6. Toutefois, s'agissant des violences physiques, il ressort des pièces du dossier, tant des nombreuses pièces produites par Mme A..., notamment les copies de mails et de messages envoyés par son époux et des attestations, que des pièces produites par le préfet des Pyrénées-Orientales comprenant également des attestations et un certificat médical relatif à l'époux, que la période de vie commune a été marquée par des tensions fréquentes entre les deux conjoints.

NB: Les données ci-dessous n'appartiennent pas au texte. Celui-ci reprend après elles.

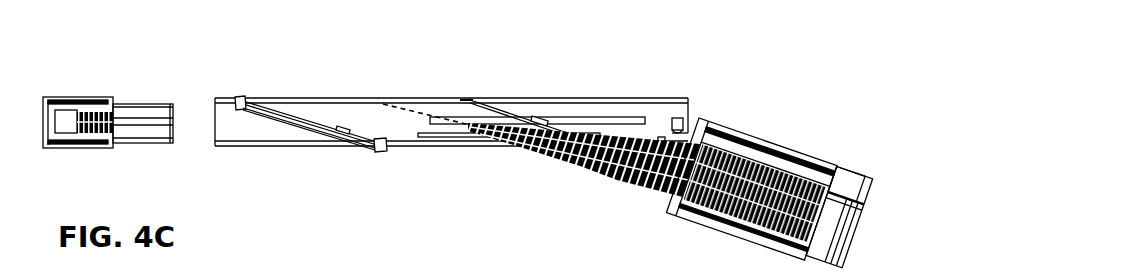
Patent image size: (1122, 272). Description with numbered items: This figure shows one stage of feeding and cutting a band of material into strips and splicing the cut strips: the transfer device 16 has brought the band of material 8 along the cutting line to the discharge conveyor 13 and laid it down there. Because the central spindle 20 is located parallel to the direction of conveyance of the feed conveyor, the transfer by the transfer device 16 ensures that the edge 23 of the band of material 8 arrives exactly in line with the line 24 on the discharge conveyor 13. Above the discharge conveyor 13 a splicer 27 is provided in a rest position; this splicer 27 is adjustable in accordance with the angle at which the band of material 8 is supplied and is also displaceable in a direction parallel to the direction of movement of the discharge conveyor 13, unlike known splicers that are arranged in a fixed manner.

The discharge conveyor 13 is at (305, 114).
The splicer 27 is at (306, 130).
The line 24 is at (371, 97).
The transfer device 16 is at (588, 123).
The central spindle 20 is at (578, 162).
The edge 23 is at (586, 167).
The band of material 8 is at (617, 180).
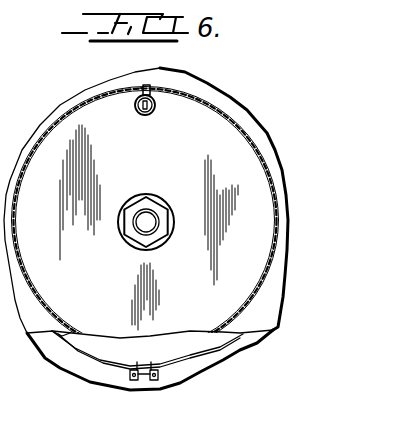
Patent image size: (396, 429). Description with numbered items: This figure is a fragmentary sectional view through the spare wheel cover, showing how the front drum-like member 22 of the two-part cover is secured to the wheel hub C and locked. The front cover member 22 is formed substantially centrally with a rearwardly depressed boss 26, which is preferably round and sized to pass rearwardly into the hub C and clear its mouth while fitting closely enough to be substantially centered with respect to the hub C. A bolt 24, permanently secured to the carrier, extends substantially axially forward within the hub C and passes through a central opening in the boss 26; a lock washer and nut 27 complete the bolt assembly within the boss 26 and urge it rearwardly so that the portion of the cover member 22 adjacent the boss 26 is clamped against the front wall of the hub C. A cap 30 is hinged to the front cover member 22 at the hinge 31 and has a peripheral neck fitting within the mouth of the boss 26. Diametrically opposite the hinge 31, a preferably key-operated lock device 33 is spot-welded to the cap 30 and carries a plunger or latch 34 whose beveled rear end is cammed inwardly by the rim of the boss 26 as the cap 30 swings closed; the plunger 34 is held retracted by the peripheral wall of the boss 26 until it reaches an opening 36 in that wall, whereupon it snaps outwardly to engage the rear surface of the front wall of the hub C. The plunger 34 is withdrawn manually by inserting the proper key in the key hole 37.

The hub C is at (215, 86).
The front drum-like member 22 is at (193, 378).
The bolt 24 is at (150, 220).
The boss 26 is at (237, 120).
The lock washer and nut 27 is at (147, 220).
The cap 30 is at (100, 343).
The hinge 31 is at (130, 372).
The lock device 33 is at (156, 109).
The plunger or latch 34 is at (143, 88).
The opening 36 is at (151, 88).
The key hole 37 is at (140, 106).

La plainte déposée par Mme A... le 30 juin 2020, ainsi que la plainte que son époux a déposée, le 26 juin 2020, pour des faits de violences commises par elle à son encontre, ont toutes deux été classées sans suite, avec pour chacun un rappel à la loi formulé en des termes identiques. En outre, à la suite d'une requête en divorce déposée par son époux, la juge aux affaires familiales de Perpignan a rendu une ordonnance de non-conciliation le 10 mars 2021 dans laquelle il n'est aucunement fait mention des violences conjugales alléguées par la requérante. Enfin, les pièces produites par Mme A..., notamment celles relatives aux contacts que son mari entretient avec des membres de sa famille postérieurement à leur séparation, ne permettent pas d'établir qu'elle aurait été victime d'un harcèlement moral, en raison notamment d'un chantage, de sa part. Par suite, au regard de l'ensemble de ces circonstances, il ne ressort pas des pièces du dossier que la rupture de la vie commune serait imputable à des violences conjugales dont serait victime Mme A.... Dès lors, celle-ci n'est pas fondée à soutenir que la décision contestée méconnaîtrait les dispositions de l'article L. 423-1 et de l'article L. 423-5 du code de l'entrée et du séjour des étrangers et du droit d'asile. Pour les mêmes motifs, et en tout état de cause, la décision portant refus de titre de séjour n'est pas entachée d'une erreur manifeste d'appréciation de ses conséquences sur la situation personnelle de Mme A....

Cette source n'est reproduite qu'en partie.